New Coronavirus patients with mild symptoms are most contagious and have the highest virus shedding in early infection days and become less infectious as the disease begins to weaken, according to a new study.
The research, posted on preprint database medRxiv, hints that several people are most infectious when exhibiting only cold-like symptoms, reports LiveScience.
“You don’t have to be seriously ill to pass the virus on to other people,” Dr Clemens Martin Wendtner, the study’s co-author, was quoted as saying.
“Based on the present findings, early discharge with ensuing home isolation could be chosen for patients who are beyond Day 10 of symptoms,” provided that swab samples from their throat contain fewer than 100,000 copies of viral genetic material per millilitre, the authors wrote.
The researchers conducted their analysis by taking swabs from the patients’ noses and throats, also examining their blood, urine, stool and sputum, a mixture of saliva and mucus that builds up in the respiratory tract during infection.
They tracked the rise and fall of the virus over time and found that they could grow virus from the throat, nose and sputum samples gathered early in the course of illness, but after Day 8, samples taken from patients with mild cases did not yield any viral growth.
“Apart from one patient, all cases were first tested when symptoms were still mild or in the prodromal stage, a period in which most patients would present once there is a general awareness of a circulating pandemic disease,” said the study.
Those patients became less infectious later. Despite their improvement, they still tested “positive” for the virus.
This is in stark contrast to SARS. In SARS, it took 7 to 10 days after onset until peak virus load was reached.
In the present study, peak virus load were reached before day 5, and were more than 1,000 times higher.

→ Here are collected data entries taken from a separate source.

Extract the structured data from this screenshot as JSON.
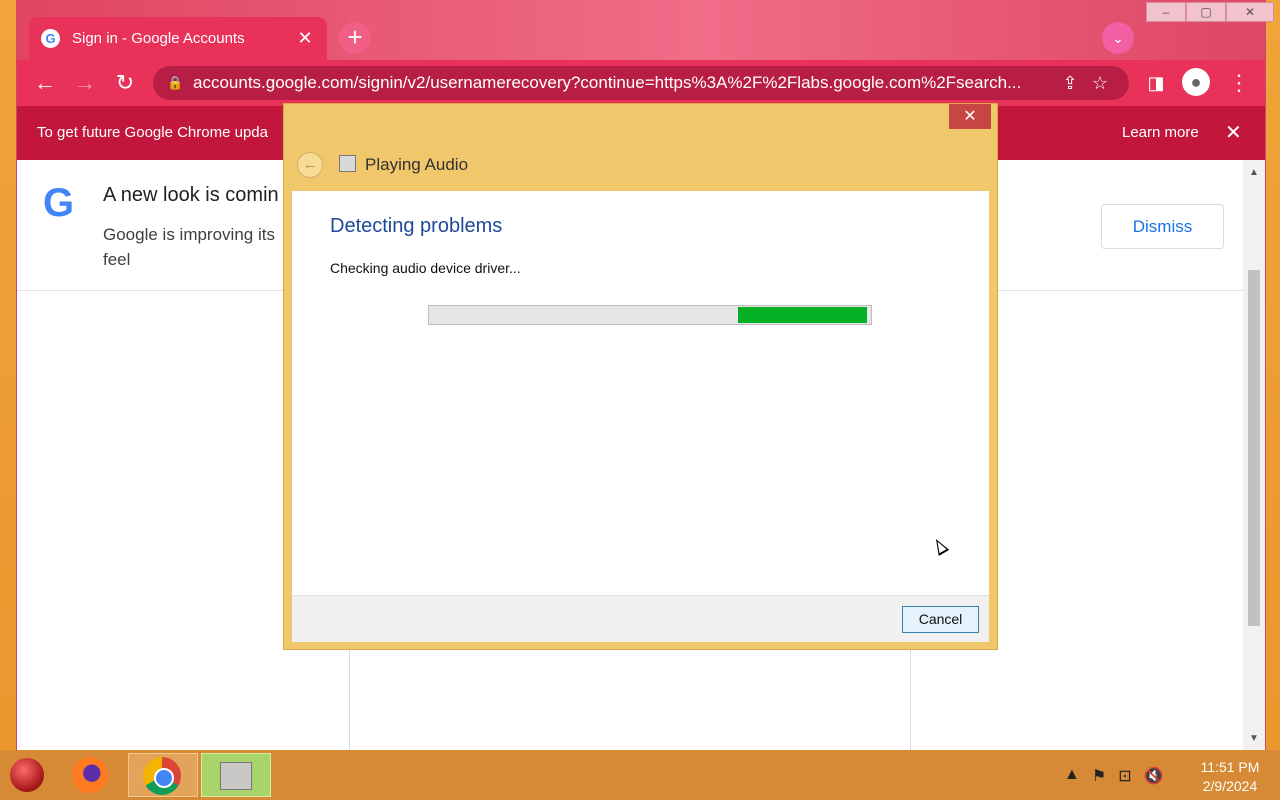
{
  "browser": {
    "tab": {
      "title": "Sign in - Google Accounts",
      "close": "✕"
    },
    "new_tab": "+",
    "profile_menu": "⌄",
    "window_controls": {
      "minimize": "‒",
      "maximize": "▢",
      "close": "✕"
    },
    "nav": {
      "back": "←",
      "forward": "→",
      "reload": "↻"
    },
    "url": "accounts.google.com/signin/v2/usernamerecovery?continue=https%3A%2F%2Flabs.google.com%2Fsearch...",
    "omnibox_icons": {
      "share": "⇪",
      "bookmark": "☆"
    },
    "infobar": {
      "message": "To get future Google Chrome upda",
      "learn_more": "Learn more",
      "close": "✕"
    }
  },
  "page": {
    "banner_title": "A new look is comin",
    "banner_body": "Google is improving its feel",
    "dismiss": "Dismiss",
    "scroll_up": "▲",
    "scroll_down": "▼"
  },
  "dialog": {
    "close": "✕",
    "back": "←",
    "title": "Playing Audio",
    "heading": "Detecting problems",
    "status": "Checking audio device driver...",
    "progress_fill_start_pct": 70,
    "progress_fill_end_pct": 99,
    "cancel": "Cancel"
  },
  "taskbar": {
    "time": "11:51 PM",
    "date": "2/9/2024",
    "tray": {
      "show_hidden": "▲",
      "flag": "⚑",
      "network": "⊡",
      "volume": "🔇"
    }
  },
  "colors": {
    "chrome_accent": "#e8325a",
    "dialog_frame": "#f0c76a",
    "progress_green": "#06b025"
  }
}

The authors noted that since the new study is based on a select number of relatively mild cases, more research is needed to determine how stool might contribute to COVID-19 transmission.
“Based on the present findings, early discharge with ensuing home isolation could be chosen for patients who are beyond day 10 of symptoms with less than 100,000 viral RNA copies per ml of sputum. Both criteria predict that there is little residual risk of infectivity, based on cell culture,” the authors noted.